Pendant des décennies, la gauche a expliqué que le Sénat était naturellement de droite(ce qui était selon elle une anomalie démocratique) parce que son mode de scrutin sur représentait les électeurs conservateurs. Le récent basculement à gauche du palais du Luxembourg pourrait montrer que ce raisonnement était faux. Le discours de JP Bel montre qu’il était juste mais que tout simplement, le PS représente aujourd’hui le conservatisme en manière de collectivités territoriales.
Le nouveau président du Sénat commence par expliquer que le président sortant a d’une certaine manière re centralisé, car il a donné du pouvoir aux préfets de région au détriment de ceux de département. J’avoue avoir du mal à comprendre pourquoi c’est grave mais passons.
Il continue en affirmant que « les collectivités ne sont pas une charge mais une richesse ». Depuis le temps qu’elle est appliquée à tout et n’importe quoi, on sait bien ce que veut dire cette phrase : le refus de ceux qui l’émettent de diminuer leurs dépenses voire même tout simplement de les maîtriser.
Le rapport Pébereau avait montré en son temps que l’augmentation du nombre de fonctionnaires s’était faite essentiellement dans les collectivités territoriales, le transfert de compétences de l’Etat vers les collectivités territoriales n’expliquant que très partiellement le phénomène.
Il y a dans l’organisation administrative trois facteurs de surcoût :
- Le nombre de niveaux successifs, qui a conduit à l’expression de « mille feuilles administratif », deux de ces échelons (l’intercommunalité et la région) étant relativement récents. L’échelon intercommunal qui a pris beaucoup d’importance(par exemple, la communauté urbaine de Strasbourg compte 7000 agents) est dirigée par des responsables politiques non élus directement pour cette fonction.

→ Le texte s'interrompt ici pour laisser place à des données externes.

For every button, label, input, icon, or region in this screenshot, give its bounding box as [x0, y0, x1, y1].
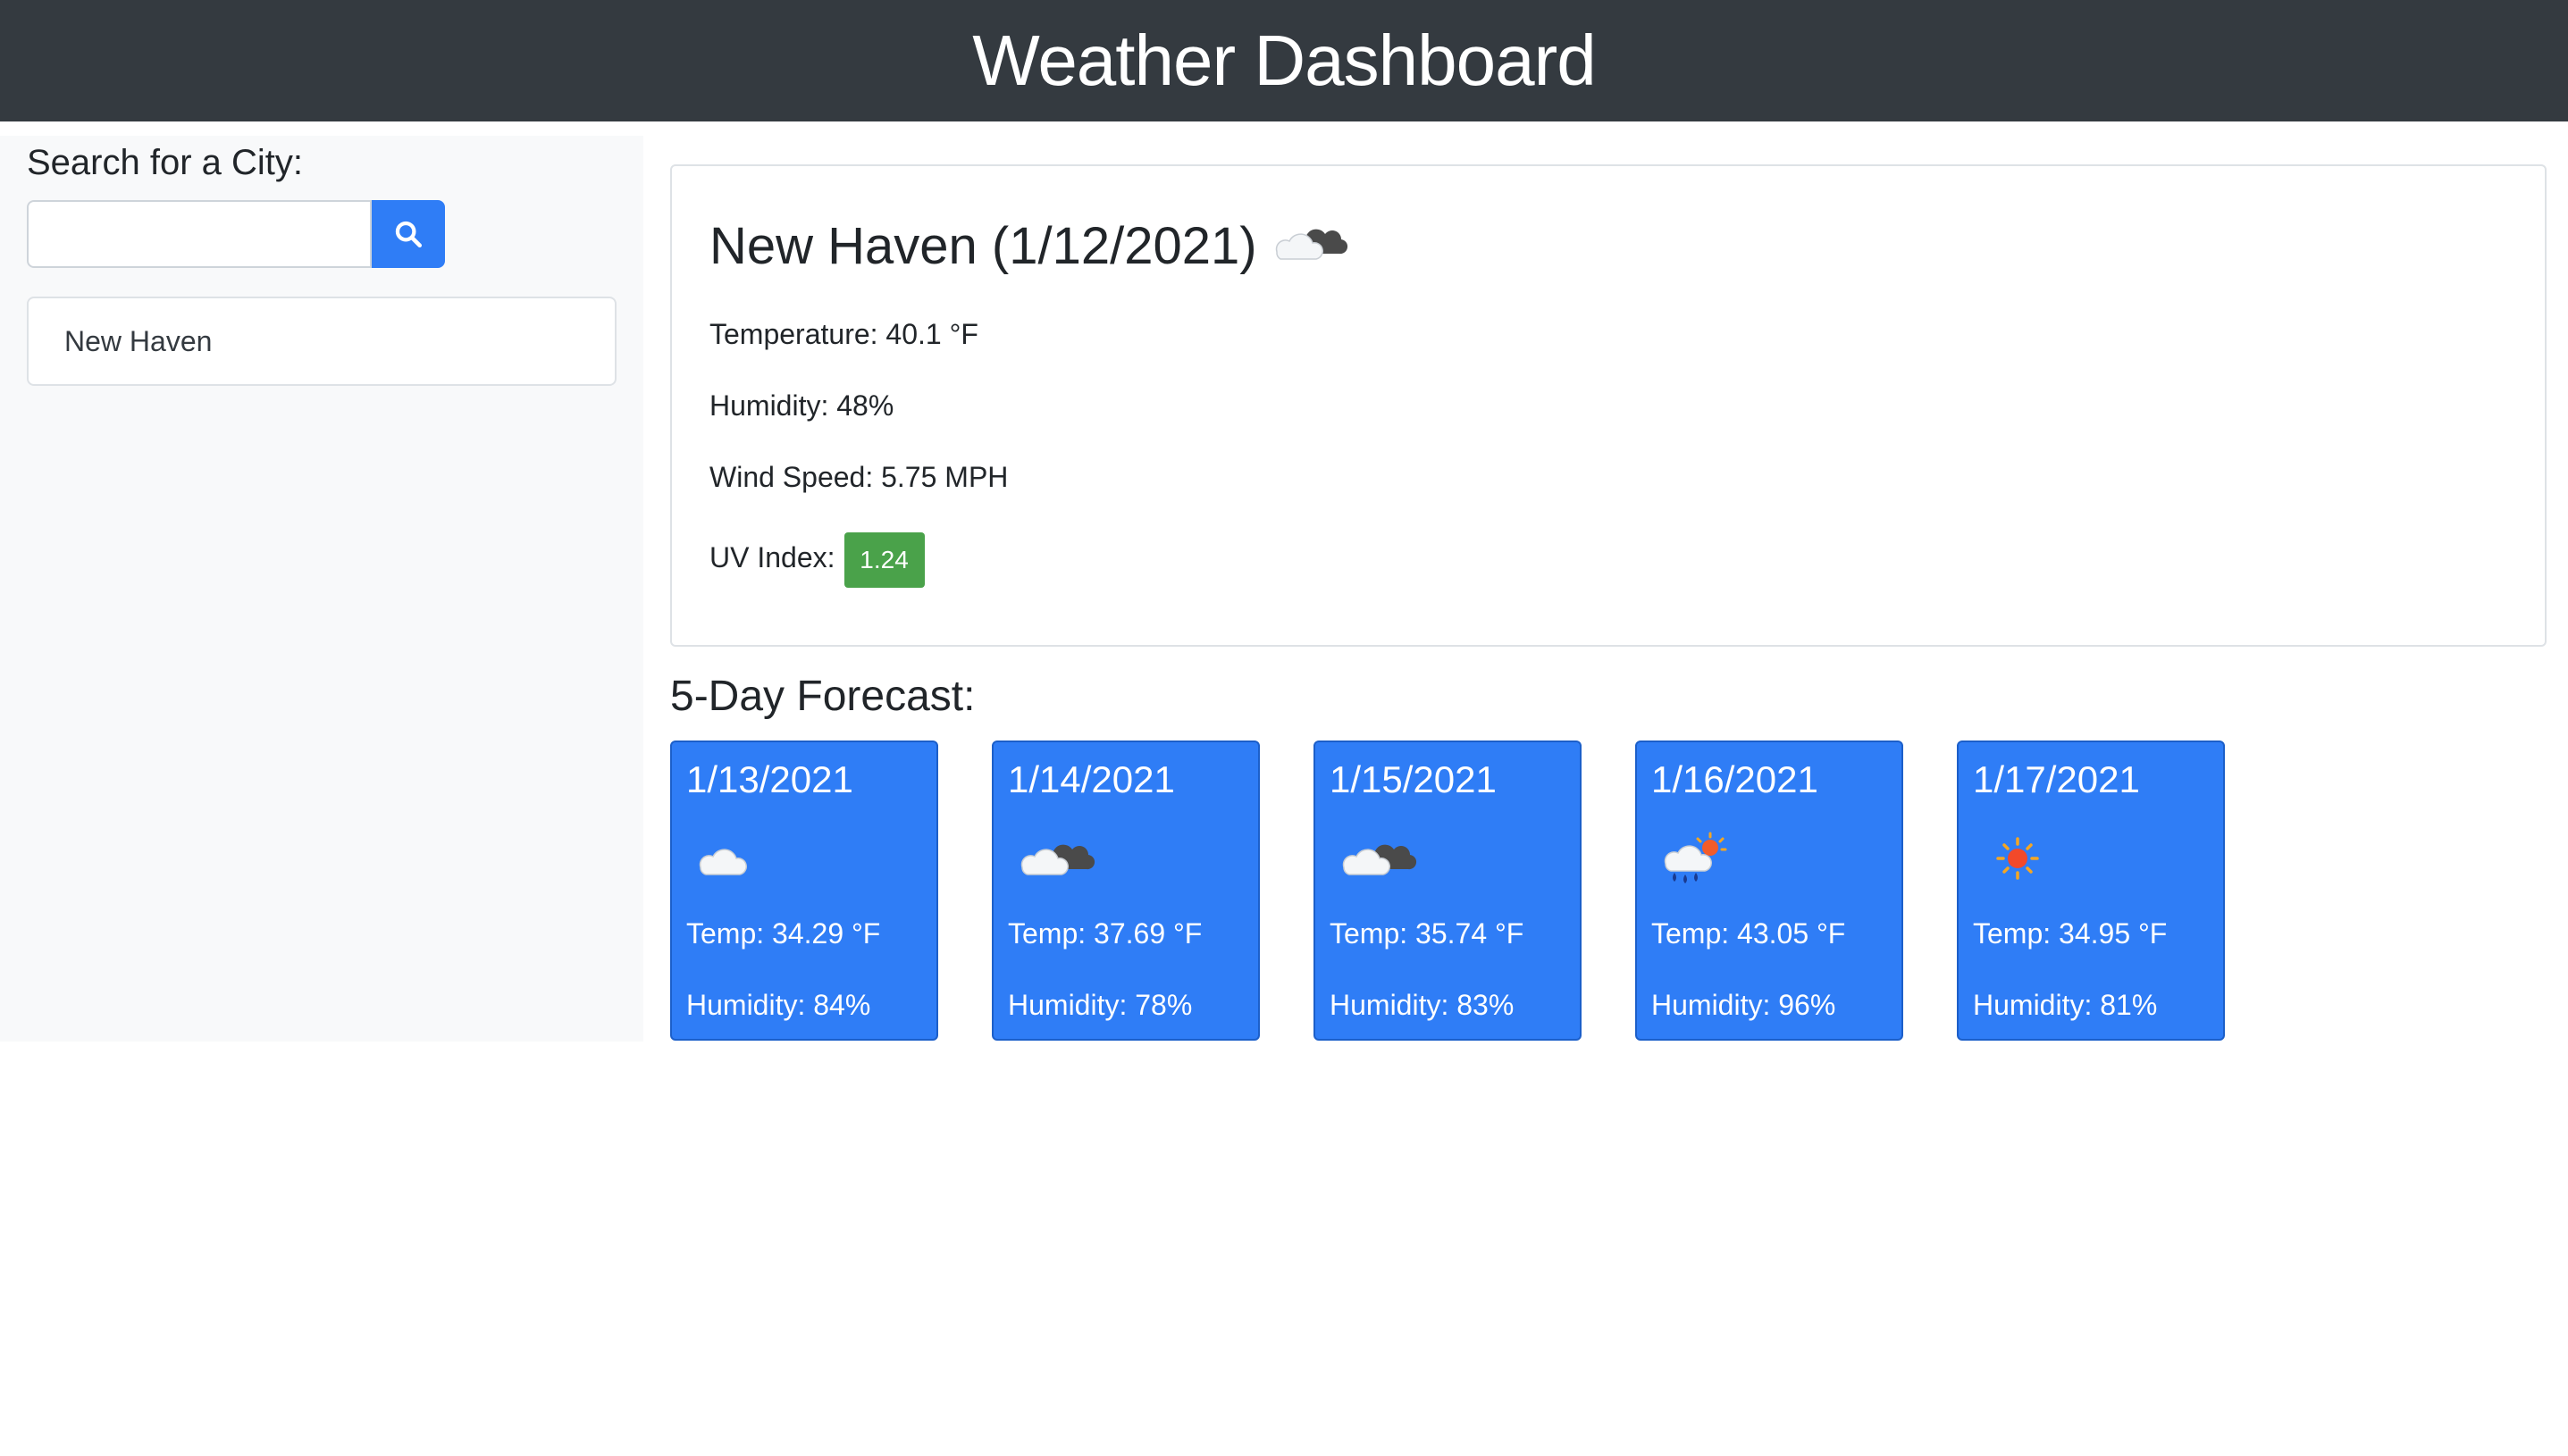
- clouds-icon: [1270, 213, 1350, 279]
- current-uv-index: UV Index: 1.24: [709, 527, 925, 588]
- uv-index-badge: 1.24: [843, 532, 925, 588]
- forecast-temp: Temp: 35.74 °F: [1330, 917, 1524, 950]
- forecast-date: 1/15/2021: [1330, 758, 1497, 800]
- city-search-input[interactable]: [27, 200, 372, 268]
- current-wind-speed: Wind Speed: 5.75 MPH: [709, 461, 1009, 493]
- current-humidity: Humidity: 48%: [709, 389, 894, 422]
- history-item-label: New Haven: [64, 324, 213, 357]
- app-header: Weather Dashboard: [0, 0, 2568, 121]
- cloud-icon: [695, 832, 767, 886]
- forecast-heading: 5-Day Forecast:: [670, 673, 976, 720]
- forecast-card: 1/13/2021 Temp: 34.29 °F Humidity: 84%: [670, 741, 938, 1041]
- forecast-date: 1/14/2021: [1008, 758, 1175, 800]
- forecast-card: 1/16/2021 Temp: 43.05 °F Humidity: 96%: [1635, 741, 1903, 1041]
- search-heading: Search for a City:: [27, 143, 304, 182]
- search-history-list: New Haven: [27, 297, 617, 386]
- forecast-row: 1/13/2021 Temp: 34.29 °F Humidity: 84% 1…: [670, 741, 2225, 1041]
- current-weather-card: New Haven (1/12/2021) Temperature: 40.1 …: [670, 164, 2547, 647]
- history-item[interactable]: New Haven: [27, 297, 617, 386]
- forecast-humidity: Humidity: 96%: [1651, 989, 1836, 1021]
- page-title: Weather Dashboard: [972, 21, 1596, 100]
- forecast-date: 1/13/2021: [686, 758, 853, 800]
- search-icon: [395, 221, 423, 248]
- forecast-temp: Temp: 34.29 °F: [686, 917, 881, 950]
- forecast-card: 1/17/2021 Temp: 34.95 °F Humidity: 81%: [1957, 741, 2225, 1041]
- forecast-date: 1/16/2021: [1651, 758, 1818, 800]
- clouds-icon: [1339, 832, 1419, 886]
- uv-index-label: UV Index:: [709, 540, 835, 573]
- forecast-temp: Temp: 43.05 °F: [1651, 917, 1846, 950]
- forecast-card: 1/14/2021 Temp: 37.69 °F Humidity: 78%: [992, 741, 1260, 1041]
- forecast-card: 1/15/2021 Temp: 35.74 °F Humidity: 83%: [1313, 741, 1582, 1041]
- sun-icon: [1982, 832, 2053, 890]
- forecast-date: 1/17/2021: [1973, 758, 2140, 800]
- forecast-humidity: Humidity: 81%: [1973, 989, 2158, 1021]
- forecast-humidity: Humidity: 78%: [1008, 989, 1193, 1021]
- forecast-humidity: Humidity: 83%: [1330, 989, 1515, 1021]
- current-temperature: Temperature: 40.1 °F: [709, 318, 978, 350]
- forecast-temp: Temp: 37.69 °F: [1008, 917, 1203, 950]
- search-button[interactable]: [372, 200, 445, 268]
- current-city-heading: New Haven (1/12/2021): [709, 213, 1350, 279]
- forecast-temp: Temp: 34.95 °F: [1973, 917, 2168, 950]
- forecast-humidity: Humidity: 84%: [686, 989, 871, 1021]
- sidebar: Search for a City: New Haven: [0, 136, 643, 1042]
- rain-sun-icon: [1660, 832, 1732, 891]
- clouds-icon: [1017, 832, 1097, 886]
- current-city-title: New Haven (1/12/2021): [709, 216, 1257, 275]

- Les responsabilités sont souvent partagées entre plusieurs échelons, les collectivités ayant même la possibilité d’intervenir sur des sujets qui ne sont pas a priori de leur compétence.
- L’Etat n’a pas tiré toutes les conséquences des lois de décentralisation et certaines des actions de ses services déconcentrés doublonnent avec celles des collectivités territoriales ;
La situation des finances publiques ne permet plus de continuer à fonctionner avec de tels surcoûts, mais manifestement, ce n’est pas encore bien compris !
Face à ce problème, les plus modérés des réformateurs proposent de supprimer la deuxième cause de surcoût en précisant les rôles de chacun. Les plus radicaux (dont je fait partie) pensent qu’il faut passer de deux à quatre niveaux (en regroupant les communes et en supprimant les départements) ce qui permettrait de supprimer les surcoûts 1 et 2 bien sûr, mais aussi le 3, généralement au détriment de l’Etat, les collectivités restantes étant plus fortes et légitimes.
Pour l’instant, chaque fois que l’Etat diminue les effectifs dans le cadre de la RGPP, les collectivités locales les augmentent deux ou trois fois plus vite. La grande mode est de constituer à tous les échelons des cabinets (ceux dont Zoé Shépard nous a montré la totale incompétence) et d’offrir aux élus de la collectivité voisine une place dans le dit cabinet, histoire d’arrondir les fins de mois.
Confronté à l’évidente mauvaise volonté des élus locaux, le gouvernement a bâclé une demi réforme, avec la création du conseiller territorial, espèce de rejeton improbable du conseiller général et du conseiller régional ; c’était encore trop pour les élus locaux qui ont pour cette raison donné aux dernières sénatoriales des sièges à la gauche là où on ne l’attendait pas.
Il est vrai que la réforme radicale que j’appelle de mes vœux aura pour première conséquence de diminuer le nombre de places disponibles pour les politiques…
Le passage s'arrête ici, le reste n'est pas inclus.